Haha that figures. But I'd be ok with that. I want nothing more than to move somewhere up in the Rockies and just hide away in my own little cabin on self sustaining farming. But alas... Boyfriend has a son with a woman in Texas that we will not leave behind, so ill have to wait until we're retired or something changes. :/


----------



## n8gnf

Some of my kids and fosters


----------



## MaransGuy

I like the Black one.


----------



## kaufranc

I like the black one too!
Is it part Newfy?


----------



## jennifer

My sweet old girl Montana..


----------



## ChickenAdmin

powderhogg01 said:


> View attachment 12767
> 
> 
> View attachment 12768
> 
> 
> View attachment 12769
> 
> 
> View attachment 12770
> 
> 
> View attachment 12771
> 
> 
> Just a day at work in the Rockies.


That looks like rural Colorado. Am I right?


----------



## leviparker

Here are some geese at my friends pond, took the picture just at the right time .
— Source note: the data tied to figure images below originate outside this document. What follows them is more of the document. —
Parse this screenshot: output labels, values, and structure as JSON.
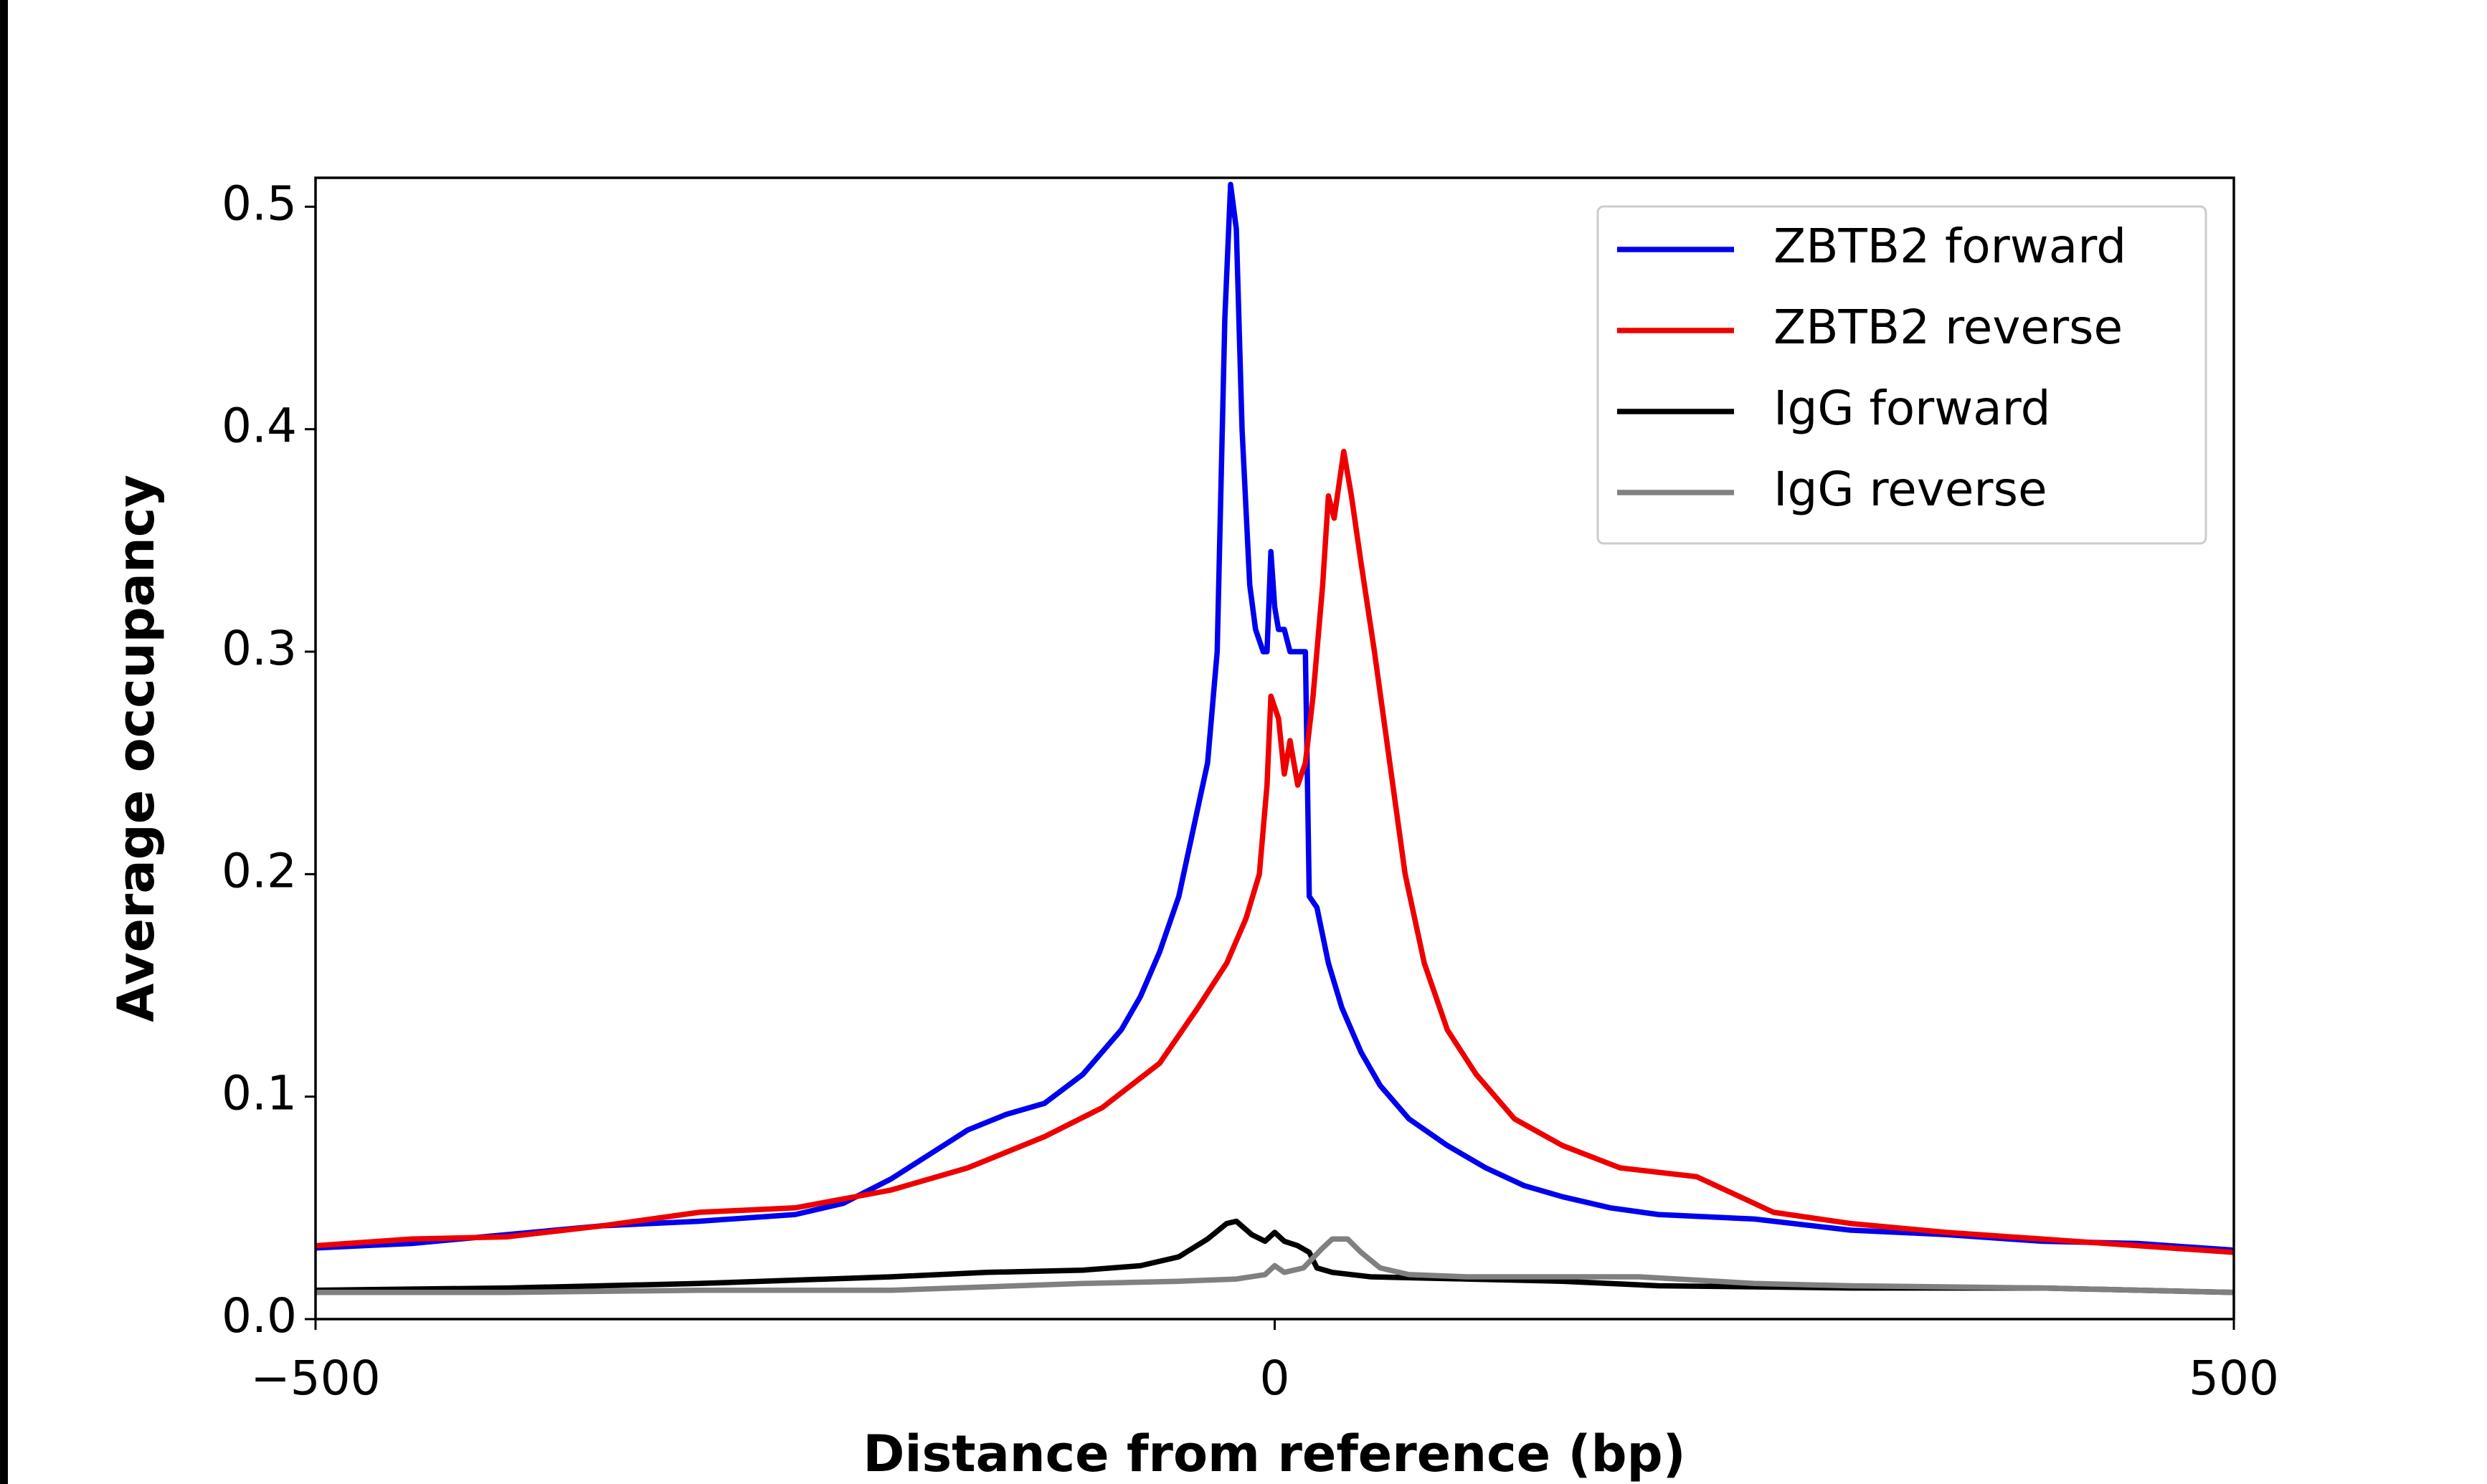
{
  "chart_data": {
    "type": "line",
    "xlabel": "Distance from reference (bp)",
    "ylabel": "Average occupancy",
    "xlim": [
      -500,
      500
    ],
    "ylim": [
      0,
      0.513
    ],
    "xticks": [
      {
        "value": -500,
        "label": "−500"
      },
      0,
      500
    ],
    "yticks": [
      {
        "value": 0,
        "label": "0.0"
      },
      0.1,
      0.2,
      0.3,
      0.4,
      0.5
    ],
    "legend": "upper right",
    "series": [
      {
        "name": "ZBTB2 forward",
        "color": "#0000ee",
        "x": [
          -500,
          -450,
          -400,
          -350,
          -300,
          -250,
          -225,
          -200,
          -180,
          -160,
          -140,
          -120,
          -100,
          -80,
          -70,
          -60,
          -50,
          -40,
          -35,
          -30,
          -26,
          -23,
          -20,
          -17,
          -13,
          -10,
          -6,
          -4,
          -2,
          0,
          2,
          5,
          8,
          12,
          16,
          18,
          22,
          28,
          35,
          45,
          55,
          70,
          90,
          110,
          130,
          150,
          175,
          200,
          250,
          300,
          350,
          400,
          450,
          500
        ],
        "values": [
          0.032,
          0.034,
          0.038,
          0.042,
          0.044,
          0.047,
          0.052,
          0.063,
          0.074,
          0.085,
          0.092,
          0.097,
          0.11,
          0.13,
          0.145,
          0.165,
          0.19,
          0.23,
          0.25,
          0.3,
          0.45,
          0.51,
          0.49,
          0.4,
          0.33,
          0.31,
          0.3,
          0.3,
          0.345,
          0.32,
          0.31,
          0.31,
          0.3,
          0.3,
          0.3,
          0.19,
          0.185,
          0.16,
          0.14,
          0.12,
          0.105,
          0.09,
          0.078,
          0.068,
          0.06,
          0.055,
          0.05,
          0.047,
          0.045,
          0.04,
          0.038,
          0.035,
          0.034,
          0.031
        ]
      },
      {
        "name": "ZBTB2 reverse",
        "color": "#ee0000",
        "x": [
          -500,
          -450,
          -400,
          -350,
          -300,
          -250,
          -200,
          -160,
          -120,
          -90,
          -60,
          -40,
          -25,
          -15,
          -8,
          -4,
          -2,
          2,
          5,
          8,
          12,
          16,
          20,
          25,
          28,
          31,
          36,
          40,
          45,
          52,
          60,
          68,
          78,
          90,
          105,
          125,
          150,
          180,
          220,
          230,
          260,
          300,
          350,
          400,
          450,
          500
        ],
        "values": [
          0.033,
          0.036,
          0.037,
          0.042,
          0.048,
          0.05,
          0.058,
          0.068,
          0.082,
          0.095,
          0.115,
          0.14,
          0.16,
          0.18,
          0.2,
          0.24,
          0.28,
          0.27,
          0.245,
          0.26,
          0.24,
          0.25,
          0.28,
          0.33,
          0.37,
          0.36,
          0.39,
          0.37,
          0.34,
          0.3,
          0.25,
          0.2,
          0.16,
          0.13,
          0.11,
          0.09,
          0.078,
          0.068,
          0.064,
          0.06,
          0.048,
          0.043,
          0.039,
          0.036,
          0.033,
          0.03
        ]
      },
      {
        "name": "IgG forward",
        "color": "#000000",
        "x": [
          -500,
          -400,
          -300,
          -200,
          -150,
          -100,
          -70,
          -50,
          -35,
          -25,
          -20,
          -12,
          -5,
          0,
          5,
          12,
          18,
          22,
          30,
          50,
          100,
          150,
          200,
          300,
          400,
          500
        ],
        "values": [
          0.013,
          0.014,
          0.016,
          0.019,
          0.021,
          0.022,
          0.024,
          0.028,
          0.036,
          0.043,
          0.044,
          0.038,
          0.035,
          0.039,
          0.035,
          0.033,
          0.03,
          0.023,
          0.021,
          0.019,
          0.018,
          0.017,
          0.015,
          0.014,
          0.014,
          0.012
        ]
      },
      {
        "name": "IgG reverse",
        "color": "#808080",
        "x": [
          -500,
          -400,
          -300,
          -200,
          -100,
          -50,
          -20,
          -5,
          0,
          5,
          15,
          25,
          30,
          38,
          45,
          55,
          70,
          100,
          150,
          190,
          250,
          300,
          400,
          500
        ],
        "values": [
          0.012,
          0.012,
          0.013,
          0.013,
          0.016,
          0.017,
          0.018,
          0.02,
          0.024,
          0.021,
          0.023,
          0.032,
          0.036,
          0.036,
          0.03,
          0.023,
          0.02,
          0.019,
          0.019,
          0.019,
          0.016,
          0.015,
          0.014,
          0.012
        ]
      }
    ]
  }
}
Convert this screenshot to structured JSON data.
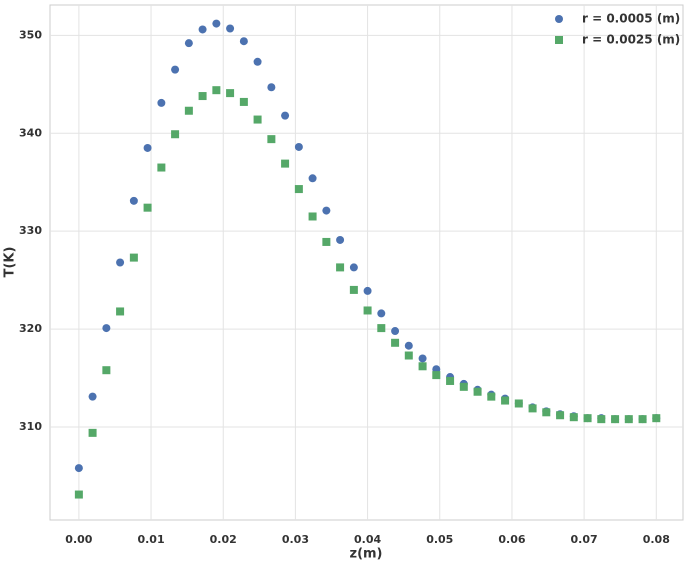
{
  "chart_data": {
    "type": "scatter",
    "x_label": "z(m)",
    "y_label": "T(K)",
    "x": [
      0,
      0.0019,
      0.00381,
      0.00571,
      0.00762,
      0.00952,
      0.01143,
      0.01333,
      0.01524,
      0.01714,
      0.01905,
      0.02095,
      0.02286,
      0.02476,
      0.02667,
      0.02857,
      0.03048,
      0.03238,
      0.03429,
      0.03619,
      0.0381,
      0.04,
      0.0419,
      0.04381,
      0.04571,
      0.04762,
      0.04952,
      0.05143,
      0.05333,
      0.05524,
      0.05714,
      0.05905,
      0.06095,
      0.06286,
      0.06476,
      0.06667,
      0.06857,
      0.07048,
      0.07238,
      0.07429,
      0.07619,
      0.0781,
      0.08
    ],
    "series": [
      {
        "name": "r = 0.0005 (m)",
        "color": "#4c72b0",
        "marker": "circle",
        "values": [
          305.8,
          313.1,
          320.1,
          326.8,
          333.1,
          338.5,
          343.1,
          346.5,
          349.2,
          350.6,
          351.2,
          350.7,
          349.4,
          347.3,
          344.7,
          341.8,
          338.6,
          335.4,
          332.1,
          329.1,
          326.3,
          323.9,
          321.6,
          319.8,
          318.3,
          317.0,
          315.9,
          315.1,
          314.4,
          313.8,
          313.3,
          312.9,
          312.4,
          312.0,
          311.6,
          311.3,
          311.1,
          310.9,
          310.9,
          310.8,
          310.8,
          310.8,
          310.9
        ]
      },
      {
        "name": "r = 0.0025 (m)",
        "color": "#55a868",
        "marker": "square",
        "values": [
          303.1,
          309.4,
          315.8,
          321.8,
          327.3,
          332.4,
          336.5,
          339.9,
          342.3,
          343.8,
          344.4,
          344.1,
          343.2,
          341.4,
          339.4,
          336.9,
          334.3,
          331.5,
          328.9,
          326.3,
          324.0,
          321.9,
          320.1,
          318.6,
          317.3,
          316.2,
          315.3,
          314.7,
          314.1,
          313.6,
          313.1,
          312.7,
          312.4,
          311.9,
          311.5,
          311.2,
          311.0,
          310.9,
          310.8,
          310.8,
          310.8,
          310.8,
          310.9
        ]
      }
    ],
    "xlim": [
      -0.004,
      0.0837
    ],
    "ylim": [
      300.5,
      353.1
    ],
    "xticks": [
      {
        "value": 0,
        "label": "0.00"
      },
      {
        "value": 0.01,
        "label": "0.01"
      },
      {
        "value": 0.02,
        "label": "0.02"
      },
      {
        "value": 0.03,
        "label": "0.03"
      },
      {
        "value": 0.04,
        "label": "0.04"
      },
      {
        "value": 0.05,
        "label": "0.05"
      },
      {
        "value": 0.06,
        "label": "0.06"
      },
      {
        "value": 0.07,
        "label": "0.07"
      },
      {
        "value": 0.08,
        "label": "0.08"
      }
    ],
    "yticks": [
      310,
      320,
      330,
      340,
      350
    ],
    "grid": true,
    "legend": "upper right"
  }
}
My little reds waiting on the roosters consent.


----------



## powderhogg01

Austin said:


> That looks like rural Colorado. Am I right?


You sir are indeed correct. Love this valley.. It's nice..


----------



## ChickenAdmin

I love that area too. My family vacationed there when I was a kid. I have fond memories of waking up in the mountains.


----------



## ten-acre-farms

Pretty chick nesting in a glass dish. She's so glassey!


----------



## InThePoultryPens

My lovely west highland white terrier Ozzy


----------



## ChickenAdmin

That looks like the dog from the Caesar commercials.


----------



## InThePoultryPens

Same type he's 8 years old and acts like a puppy


----------



## InThePoultryPens

Me with my chicken mable


----------



## InThePoultryPens

Sorry it didn't work but here's me and Mabel


----------



## MaransGuy

leviparker said:


> Here are some geese at my friends pond, took the picture just at the right time .
> 
> My little reds waiting on the roosters consent.


beautiful!


----------



## leviparker

These are my three month old Rhode Island reds


----------



## MaransGuy

Very nice.


----------



## leviparker

Sorry the pictures are so bad


----------



## kaufranc

I have created a monster! I feed Black Lady on the porch yesterday. Today I hear tapping on the door . Sure enough she is looking for a treat! I can't resist and I give her a bowl of Mac N Cheese! They are no dummies!


----------



## Itsacutefuzzball

kaufranc said:


> I have created a monster! I feed Black Lady on the porch yesterday. Today I hear tapping on the door . Sure enough she is looking for a treat! I can't resist and I give her a bowl of Mac N Cheese! They are no dummies!


Lol Kaufranc!


----------



## MaransGuy

lol! Sweetness!


----------



## leviparker

This is baldy


----------



## Apyl

We had a bunch of Cranes fly over head over the weekend. Its was really windy so not sure if the wind was messing them up or if they somehow got confused, but they flew around in circles about the house for about 5 minutes. I took a ton of pics, here are a couple.


----------



## MaransGuy

Here is my Red American Game stag. His dad is the Grey. They are both beautiful in my opinion, but the Red is my favorite.


----------



## LittleWings

I like the Red one too. His tail feathers are so wide! That Grey is awesome too.


----------



## MaransGuy

I know! I love the way his tail feathers do. I like how his hackle and saddle feathers look orange like. I love that guy!


----------



## Hollowmoon

(yes I am a teenager) A Youth Season Tom

~Olivia


----------



## will

Pic from my little farm


----------



## MaransGuy

Here's a recent pic of my American Game rooster and his hens.


----------